In the NTC’s Consultation Paper; Heavy Vehicle Charges Issues, the NTC has provided several options for Federal and State Governments to reduce larger truck registration fees by between $1,300 and $8,700 annually.
Bryan Nye, ARA CEO, said the policy to provide even greater subsidies for big trucks will increase the size and numbers of trucks on our road to the detriment of the rail freight industry and safety of those on our roads.
“The NTC proposal is essentially a subsidy to encourage more trucks on our roads,” he said.
“If the NTC proposal is given the green light, Australians will be sharing their roads with more and more large trucks.”
Mr Nye said rail freight is nine times safer and three to four times more energy efficient than road freight.
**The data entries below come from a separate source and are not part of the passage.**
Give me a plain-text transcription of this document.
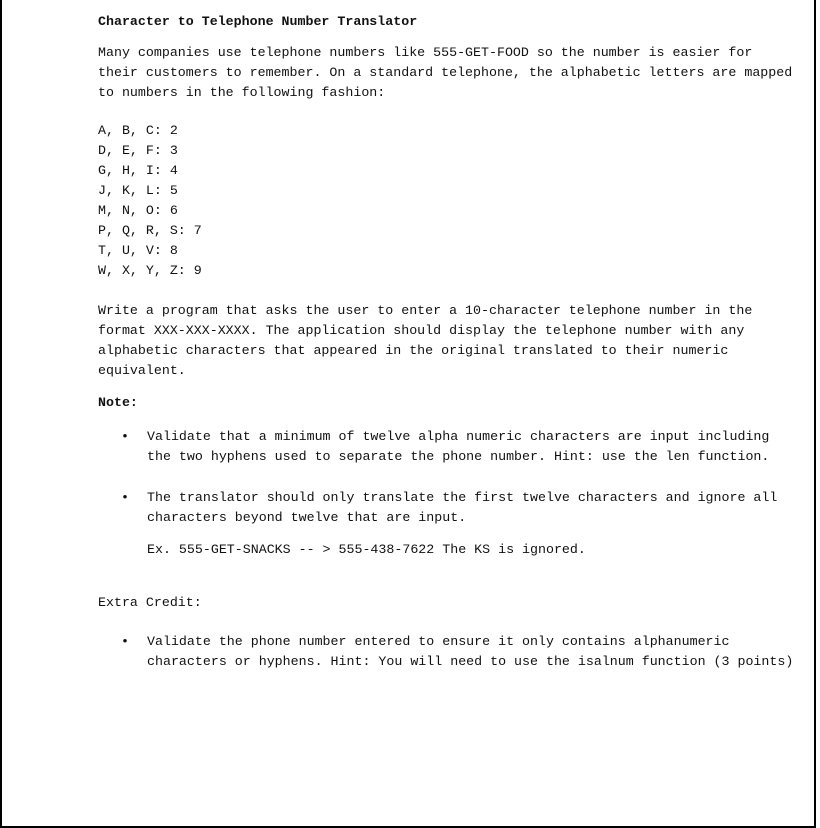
Character to Telephone Number Translator

Many companies use telephone numbers like 555-GET-FOOD so the number is easier for their customers to remember. On a standard telephone, the alphabetic letters are mapped to numbers in the following fashion:

A, B, C: 2
D, E, F: 3
G, H, I: 4
J, K, L: 5
M, N, O: 6
P, Q, R, S: 7
T, U, V: 8
W, X, Y, Z: 9

Write a program that asks the user to enter a 10-character telephone number in the format XXX-XXX-XXXX. The application should display the telephone number with any alphabetic characters that appeared in the original translated to their numeric equivalent.

Note:
• Validate that a minimum of twelve alpha numeric characters are input including the two hyphens used to separate the phone number. Hint: use the len function.
• The translator should only translate the first twelve characters and ignore all characters beyond twelve that are input.
Ex. 555-GET-SNACKS -- > 555-438-7622 The KS is ignored.
Extra Credit:
• Validate the phone number entered to ensure it only contains alphanumeric characters or hyphens. Hint: You will need to use the isalnum function (3 points)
“The NTC’s push to encourage more freight onto our roads will increase the risk of fatal and serious injury collisions when putting more freight onto our rail network is the safer option,” continued Mr Nye.
“Moving the same freight on rail would reduce the risk of road accidents nine fold.”
The rationale put forward by the NTC for registration reductions is that current registration charges encourage the use of smaller, less economically efficient trucks.
However, the NTC Paper goes on to state that there is no evidence that registration charges encourage the use of smaller trucks.
“Policies, subsidies and exemptions provided to road freight such as this severely restrict rail’s ability to compete in the freight market,” continued Mr Nye.
“If rail is to compete with road in the freight space, we need a level playing field where policies are driven by a holistic view of the transport market,” concluded Mr Nye.